Clause 23 - Validation of action in contravention of freezing order
Pensions Bill
10:15 am

Mr George Osborne (Tatton, Conservative)
I want to ask the Under-Secretary about something; he touched on it when he gave his explanation of clause 21, but as the power of validation is given in clause 23 I thought that I would wait until now to raise the point. Clause 21 addresses the consequences of the freezing order. As the Under-Secretary said, it states that
''any action taken in contravention of the order is void''.
That is reasonable. The whole point of the freezing order is to freeze things and to stop trustees and managers doing things that they should not do.
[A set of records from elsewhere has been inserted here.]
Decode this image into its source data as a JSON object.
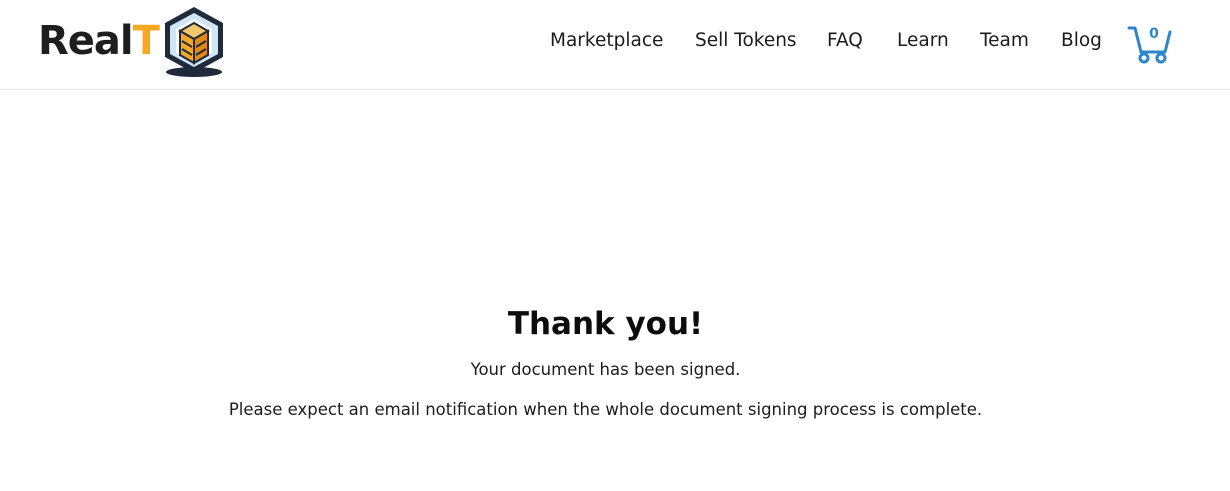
{
  "header": {
    "logo": {
      "text_main": "Real",
      "text_accent": "T",
      "accent_color": "#f7a823",
      "icon": "realt-building-hexagon-logo"
    },
    "nav": [
      {
        "label": "Marketplace"
      },
      {
        "label": "Sell Tokens"
      },
      {
        "label": "FAQ"
      },
      {
        "label": "Learn"
      },
      {
        "label": "Team"
      },
      {
        "label": "Blog"
      }
    ],
    "cart": {
      "icon": "shopping-cart-icon",
      "count": "0",
      "color": "#2d86c9"
    }
  },
  "main": {
    "title": "Thank you!",
    "message": "Your document has been signed.",
    "note": "Please expect an email notification when the whole document signing process is complete."
  }
}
However, there is a get-out clause in clause 23. Subsection (1) states:
''If a freezing order is made in relation to a scheme, the Regulator may by order validate action taken in contravention of the order.''
In other words, someone could, in effect, break the law; they could break the terms of the freezing order but have their action made legal retrospectively. Will that not run the risk of encouraging some trustees and managers to break those terms in the hope that the regulator will subsequently validate their actions? That may be a false expectation; they may be over-confident of their abilities—or they may be genuinely concerned, because these provisions deal with schemes that are in a mess. However, will not clause 23 give them an
excuse to break the terms, and therefore undermine the whole point of the new power?